Картина будущей жизни, нарисованная трезвомыслящей старушкой, была, что уж говорить, унылой, только действительность куда печальней. Но надо было сворачивать разговор в другую сторону, а то неизвестно, куда он ещё заведет.

– Скажите, Анна Яковлевна, как часто здесь ходят автобусы?

– А то как же, ходють… Кажный день – спозаранок и вечером… А у тебя там, на станции, знакомые, што ль?

– Нет, нет, никаких знакомых, – поспешил он с ответом. А про себя подумал: если только не Балмасов с Братчиковым дожидаются. – Там наше управление. Я, знаете ли, когда приехал, не успел зайти, а надо было показаться, – сочинялись он на ходу подробности. Только бы потом самому не запутаться! Потом? Оптимист!

– Ну, и правильно, а то тебя, поди, уже хватились там, думают, и куды это мужик подевалси? А объявиси, так обрадуюсса. – «О! ещё как обрадуются» – поёжился беглец. – А первый автобус когда отходит?

– Так он с утра один и есть. Дорка придет, скажет, она знает. Я завтра рано подыму, не опоздашь! В больницу тебе, Коля, надо… Как в контору свою придешь, так начальству и скажи: мол, так и так, хвораю, край лечисса надо…

Анна Яковлевна ещё что-то говорила, а он всё никак не мог найти предлог, чтобы встать из-за стола, отчего-то бросило в жар, от горячей еды, что ли? И хотелось немедленно лечь в кроватку, будто и не отсыпался всё это время. Только бы снова не расклеиться… Нет, нет, он просто немного полежит. А потом пойдёт в баню и там останется.
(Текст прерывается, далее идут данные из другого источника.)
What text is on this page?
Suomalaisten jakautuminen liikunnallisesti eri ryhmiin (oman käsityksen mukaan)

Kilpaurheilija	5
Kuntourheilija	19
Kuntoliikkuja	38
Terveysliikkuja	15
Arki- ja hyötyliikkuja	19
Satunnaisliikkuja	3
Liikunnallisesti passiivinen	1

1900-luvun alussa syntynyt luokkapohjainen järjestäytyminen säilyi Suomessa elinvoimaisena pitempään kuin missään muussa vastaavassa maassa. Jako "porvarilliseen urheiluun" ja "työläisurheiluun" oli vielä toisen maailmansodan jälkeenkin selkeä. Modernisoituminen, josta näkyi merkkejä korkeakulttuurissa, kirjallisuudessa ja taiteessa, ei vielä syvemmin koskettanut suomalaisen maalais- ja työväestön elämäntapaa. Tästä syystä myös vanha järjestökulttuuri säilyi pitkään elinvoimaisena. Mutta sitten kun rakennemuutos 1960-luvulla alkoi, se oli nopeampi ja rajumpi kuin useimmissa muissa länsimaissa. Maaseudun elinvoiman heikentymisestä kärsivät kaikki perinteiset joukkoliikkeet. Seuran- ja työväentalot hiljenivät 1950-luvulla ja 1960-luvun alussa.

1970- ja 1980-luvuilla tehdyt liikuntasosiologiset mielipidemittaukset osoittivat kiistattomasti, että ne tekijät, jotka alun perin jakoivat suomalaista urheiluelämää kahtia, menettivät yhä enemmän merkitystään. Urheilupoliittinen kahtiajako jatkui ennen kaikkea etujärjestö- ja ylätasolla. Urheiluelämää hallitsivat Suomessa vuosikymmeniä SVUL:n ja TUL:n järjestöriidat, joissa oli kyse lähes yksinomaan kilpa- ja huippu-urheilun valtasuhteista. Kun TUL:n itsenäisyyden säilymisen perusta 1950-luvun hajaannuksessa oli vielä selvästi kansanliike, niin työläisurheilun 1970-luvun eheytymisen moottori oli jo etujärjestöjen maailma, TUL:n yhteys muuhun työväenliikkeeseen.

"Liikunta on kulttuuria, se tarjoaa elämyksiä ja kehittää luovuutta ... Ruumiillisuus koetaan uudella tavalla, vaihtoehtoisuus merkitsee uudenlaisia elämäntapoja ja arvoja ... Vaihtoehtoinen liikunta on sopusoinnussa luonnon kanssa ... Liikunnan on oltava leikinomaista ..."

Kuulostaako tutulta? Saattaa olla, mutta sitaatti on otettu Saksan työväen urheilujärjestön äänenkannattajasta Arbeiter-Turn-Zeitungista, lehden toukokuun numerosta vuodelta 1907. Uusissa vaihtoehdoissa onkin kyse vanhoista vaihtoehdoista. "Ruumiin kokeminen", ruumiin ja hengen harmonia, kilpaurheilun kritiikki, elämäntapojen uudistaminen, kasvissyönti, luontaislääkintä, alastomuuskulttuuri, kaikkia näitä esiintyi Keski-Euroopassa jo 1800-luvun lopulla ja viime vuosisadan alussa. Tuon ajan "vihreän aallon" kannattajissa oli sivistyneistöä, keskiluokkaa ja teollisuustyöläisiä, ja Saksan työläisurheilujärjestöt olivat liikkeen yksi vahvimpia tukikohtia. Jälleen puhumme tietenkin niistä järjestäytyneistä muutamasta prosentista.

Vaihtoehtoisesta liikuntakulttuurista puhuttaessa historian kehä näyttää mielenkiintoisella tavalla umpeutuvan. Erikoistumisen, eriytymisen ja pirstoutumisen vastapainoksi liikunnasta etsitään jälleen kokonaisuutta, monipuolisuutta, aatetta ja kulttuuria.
Там тихо, там он никому не будет мешать, и его никто не будет расспрашивать. А женщинам он объяснит, мол, в доме душно, мол, не хочет больше стеснять… Чёрт, зачем он затеял эту стирку! Нашёл время! Это что, такой предлог остаться до утра? Ничего лучшего не мог придумать…

Его самобичевание было прервано самым неожиданным, нет, самым ожиданным образом. Во дворе забеспокоилась собака, потом стала кого-то яростно облаивать. Он насторожился, лихорадочно соображая: кто это ещё? Неужели снова милиционер? Или Дора вернулась не одна? Но, выглянув в окно, Анна Яковлевна успокоила.

– Сосед это, сосед… Ты это… побудь тут! А я выйду, погуторю.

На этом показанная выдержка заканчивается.